I will continue from where you left off. You've already proven that $E_xY_n$ is a nonnegative supermartingale, and $\tau$ is a stopping time. Hence $$ f(x) = E_xY_0 \ge E_xY_\tau = E_x(Y_\tau;\tau=\infty) + E_x(Y_\tau;\tau<\infty)$$ $$\ge E_x(Y_\infty; \tau = \infty) = E_x(\lim_{n \rightarrow \infty}f(X_n)/\alpha^n; \tau=\infty) $$ $$ \ge E_x(\lim_{n \rightarrow \infty} f(x_0)/\alpha^n; \tau=\infty) . $$ Since $f(x_0) > 0, 0 < \alpha < 1$ and the term $f(x_0)/\alpha^n \rightarrow \infty$, it follows that $P_x(\tau = \infty) = 0$, and $P_x(\tau < \infty) = 1$ for all $x \in S$. Hence $P_x(X_n=x_0\; i.o.) =1$, and $x_0$ is recurrent.

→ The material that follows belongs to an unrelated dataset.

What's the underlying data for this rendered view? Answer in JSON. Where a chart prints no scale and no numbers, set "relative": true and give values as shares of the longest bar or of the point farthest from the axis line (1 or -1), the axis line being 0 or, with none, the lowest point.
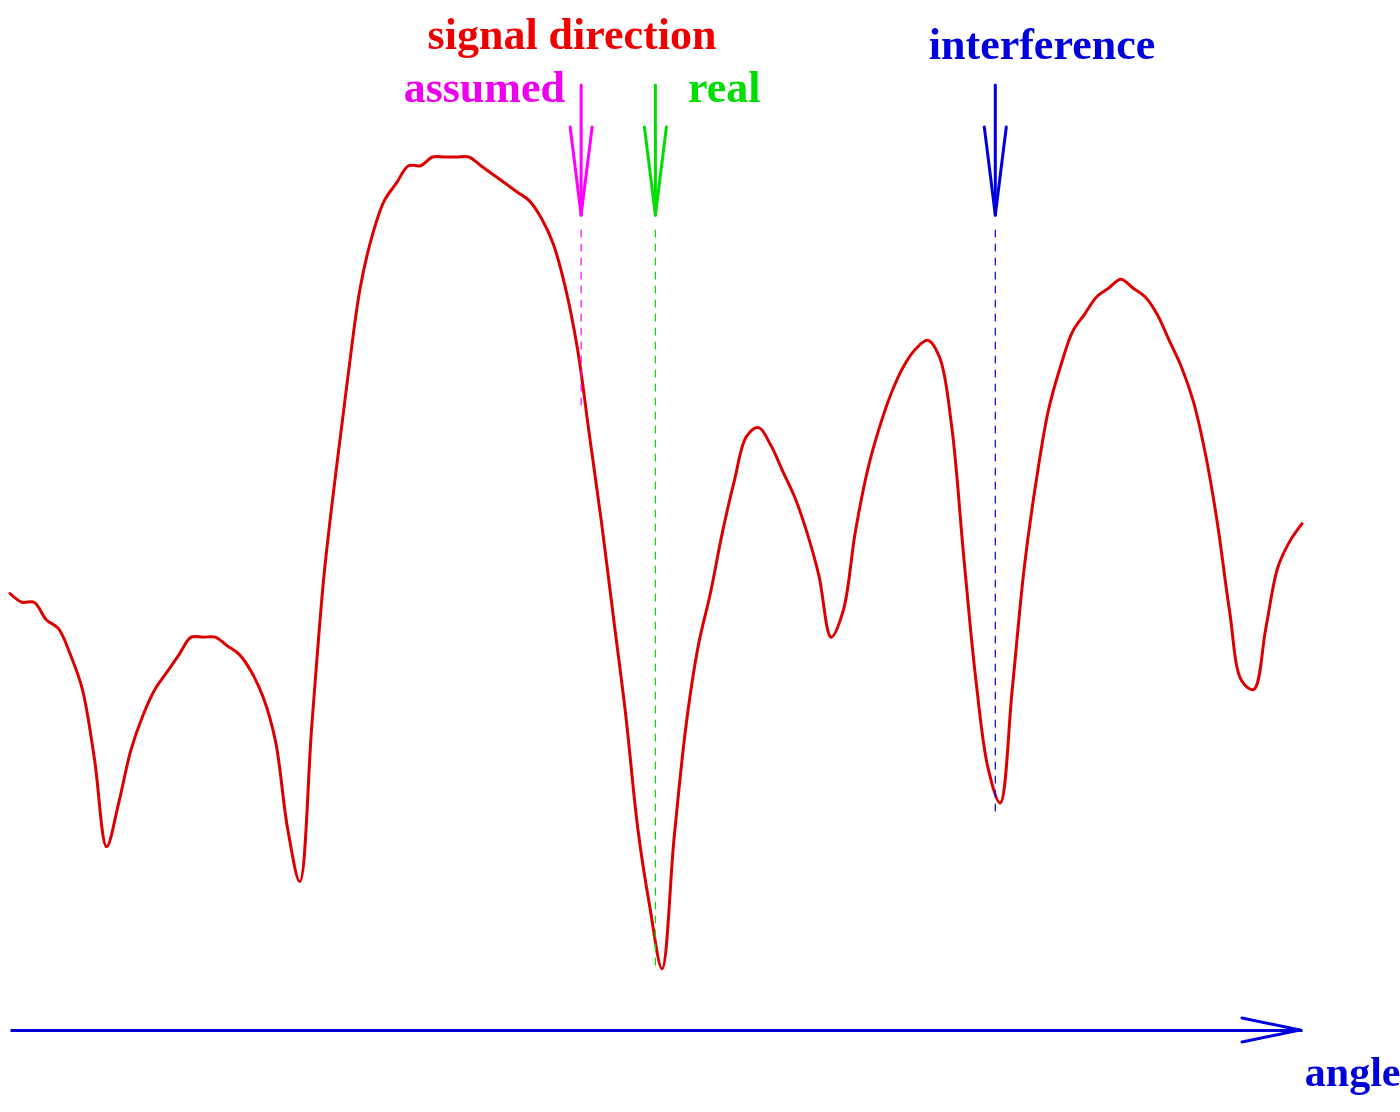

Recall the chain is irreducible and $x_0$ is recurrent, hence all states $x \in S$ are recurrent (irreducibility $ \Rightarrow \rho_{x_0x} > 0$, additionally $x_0$ is recurrent $\Rightarrow \rho_{xx} = 1$ where $\rho_{xy}\equiv P_x(T_y < \infty)$).